On the Road to Teaching blog, they posted about a new Learning Management Software that is FREE for teachers called Canvas. It has rich features around common teaching tasks – grading, communicating, calendaring, creating assignments, etc.  Canvas has the potential to reshape how you organize, communicate, deliver curriculum. The person who posted about this said they used to use Blackboard but now uses Canvas. To find out more information about this site go here: http://www.instructure.com/  It looks interesting and something that I might try out when I get a teaching job.

On Two Writing Teachers blog, they talked about some books that I would be interested in reading and using in my classroom. The first one is called Nasty Bugs. It is an anthology of bug poems edited by Lee Bennett Hopkins. I am not a bug person but I think students would have fun reading the bug poems and then making up poems about bugs on their own. We could then have our own classroom anthology to put in our reading center for students to read over and over again.

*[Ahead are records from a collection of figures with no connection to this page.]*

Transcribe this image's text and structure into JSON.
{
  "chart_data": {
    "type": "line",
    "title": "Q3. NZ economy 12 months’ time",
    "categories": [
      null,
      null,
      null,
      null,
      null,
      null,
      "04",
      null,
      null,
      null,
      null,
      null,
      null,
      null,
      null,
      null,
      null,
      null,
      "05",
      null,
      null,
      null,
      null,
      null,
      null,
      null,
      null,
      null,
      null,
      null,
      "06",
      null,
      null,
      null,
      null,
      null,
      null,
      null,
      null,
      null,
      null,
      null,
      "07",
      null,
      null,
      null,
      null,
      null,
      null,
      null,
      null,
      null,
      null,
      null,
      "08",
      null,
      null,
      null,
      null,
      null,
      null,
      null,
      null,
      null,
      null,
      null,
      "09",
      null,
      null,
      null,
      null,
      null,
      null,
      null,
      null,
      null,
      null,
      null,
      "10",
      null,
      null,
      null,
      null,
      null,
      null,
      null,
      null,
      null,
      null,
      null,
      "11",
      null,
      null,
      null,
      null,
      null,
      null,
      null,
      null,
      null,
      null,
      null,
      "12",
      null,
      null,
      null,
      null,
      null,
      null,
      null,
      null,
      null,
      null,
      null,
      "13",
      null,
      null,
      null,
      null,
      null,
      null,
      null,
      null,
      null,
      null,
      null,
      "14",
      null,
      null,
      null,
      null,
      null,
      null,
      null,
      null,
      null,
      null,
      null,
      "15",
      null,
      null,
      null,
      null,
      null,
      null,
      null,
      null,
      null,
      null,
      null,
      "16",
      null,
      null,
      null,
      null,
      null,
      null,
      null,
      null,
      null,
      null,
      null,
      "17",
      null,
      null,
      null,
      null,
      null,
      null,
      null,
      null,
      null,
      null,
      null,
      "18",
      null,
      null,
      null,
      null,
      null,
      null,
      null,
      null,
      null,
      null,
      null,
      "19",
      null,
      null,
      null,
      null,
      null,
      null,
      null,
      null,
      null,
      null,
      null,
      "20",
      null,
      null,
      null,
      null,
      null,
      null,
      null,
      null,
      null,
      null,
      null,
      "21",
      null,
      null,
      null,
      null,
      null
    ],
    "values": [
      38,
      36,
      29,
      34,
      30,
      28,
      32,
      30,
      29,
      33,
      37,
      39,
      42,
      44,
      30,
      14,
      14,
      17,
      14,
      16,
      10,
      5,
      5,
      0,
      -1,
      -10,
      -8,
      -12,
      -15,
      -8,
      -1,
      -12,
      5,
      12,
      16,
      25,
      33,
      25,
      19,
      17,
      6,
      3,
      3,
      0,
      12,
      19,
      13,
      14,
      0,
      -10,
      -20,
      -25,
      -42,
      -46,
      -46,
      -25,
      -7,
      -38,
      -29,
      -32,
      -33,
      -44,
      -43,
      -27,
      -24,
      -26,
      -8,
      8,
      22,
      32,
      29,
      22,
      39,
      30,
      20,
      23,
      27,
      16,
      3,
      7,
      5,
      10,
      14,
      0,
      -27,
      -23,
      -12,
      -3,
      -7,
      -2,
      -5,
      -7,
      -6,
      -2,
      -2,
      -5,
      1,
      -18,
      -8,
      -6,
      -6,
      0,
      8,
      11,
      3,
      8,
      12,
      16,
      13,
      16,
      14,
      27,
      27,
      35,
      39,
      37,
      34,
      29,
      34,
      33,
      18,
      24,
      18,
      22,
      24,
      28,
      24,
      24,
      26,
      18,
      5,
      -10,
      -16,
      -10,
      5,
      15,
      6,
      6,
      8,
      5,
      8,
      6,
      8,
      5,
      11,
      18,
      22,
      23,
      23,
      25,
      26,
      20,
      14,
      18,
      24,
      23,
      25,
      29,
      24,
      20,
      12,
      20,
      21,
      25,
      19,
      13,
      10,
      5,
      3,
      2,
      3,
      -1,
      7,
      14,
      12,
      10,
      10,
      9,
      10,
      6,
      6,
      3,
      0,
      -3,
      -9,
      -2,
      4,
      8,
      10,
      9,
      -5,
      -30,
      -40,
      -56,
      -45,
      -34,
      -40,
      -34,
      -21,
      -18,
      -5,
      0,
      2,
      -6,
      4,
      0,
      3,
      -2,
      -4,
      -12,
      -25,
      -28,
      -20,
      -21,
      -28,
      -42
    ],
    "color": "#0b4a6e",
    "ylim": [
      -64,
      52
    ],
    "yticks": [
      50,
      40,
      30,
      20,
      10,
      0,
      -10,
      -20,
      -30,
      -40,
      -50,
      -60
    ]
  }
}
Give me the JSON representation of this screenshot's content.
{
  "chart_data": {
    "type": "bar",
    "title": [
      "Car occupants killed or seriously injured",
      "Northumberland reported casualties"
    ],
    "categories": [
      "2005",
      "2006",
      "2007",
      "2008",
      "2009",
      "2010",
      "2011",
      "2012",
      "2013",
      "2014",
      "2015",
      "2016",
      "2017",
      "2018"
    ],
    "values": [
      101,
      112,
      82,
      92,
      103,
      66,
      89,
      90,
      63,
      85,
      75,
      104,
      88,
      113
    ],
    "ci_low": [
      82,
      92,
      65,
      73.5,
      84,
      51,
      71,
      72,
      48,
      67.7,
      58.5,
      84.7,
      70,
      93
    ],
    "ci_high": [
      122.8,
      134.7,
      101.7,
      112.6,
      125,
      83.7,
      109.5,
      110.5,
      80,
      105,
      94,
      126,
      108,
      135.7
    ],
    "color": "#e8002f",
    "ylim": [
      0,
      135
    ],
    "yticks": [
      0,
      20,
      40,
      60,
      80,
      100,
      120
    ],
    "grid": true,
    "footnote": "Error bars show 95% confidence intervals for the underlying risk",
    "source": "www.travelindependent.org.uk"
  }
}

The next book is called Ladybugs by Gail Gibbons. Here is what Ruth (one of the bloggers on Two Writing Teachers) had to say about it “The thing I’m most excited to share with them [students] are the rich diagrams. There is more than just labels on the diagrams. Some of them include sentences with key points, pronunciation guides, and specific titles”. I think this book would be a great addition to my classroom.

The last book is called Peas on Earth by Todd H. Doodle. It uses a simple play on words to portray the basic concepts of peace, harmony, getting along with all kinds of people, and being green in a manner that young kids will grasp. And it will resonate more as they grow older. Adult caregivers will chuckle over the peas/peace references while young children will relate to the important messages about our earth and those of us who live on it.  The artwork is colorful, charming, and perfect for the board book crowd. And, as an added value, there is a simple pop-up at the end of the book. It sounds like a cute book and I want to read it!

Over on the Answer Sheet blog, I read a post called Report: Test-based incentives don’t produce real student achievement. The report says that incentive programs for schools, teachers and students aimed at raising standardized test scores are largely unproductive in generating increased student achievement.

The report said that standardized tests commonly used in schools to measure student performance — including high school exit exams and tests in various grades mandated by former president Bush’s No Child Left Behind law — “fall short of providing a complete measure of desired educational outcomes in many ways,” according to a summary of the lengthy document.
The researchers concluded that the effects of incentive programs tend to be “small and . . . effectively zero for a number” of such programs.
Other studies in the past year have also cast doubt on the effectiveness and reliability of the value-added method of teacher/principal evaluation, which takes student test scores and puts them into a formula that is supposed to factor out other influences and determine the “value” a teacher has brought to a student’s learning.

The method often ignores outside-school factors that can influence how a child does on a test, including lack of sleep, hunger and illness, but even formulas that are said to take these into account are not especially reliable, some experts have said.

I don’t know what else I can add to this. There are a lot of us who know that standardized testing is not the best method to measure students’ achievement. Until the policymakers figure this out, we are all left to suffer the stress of high-stakes testing!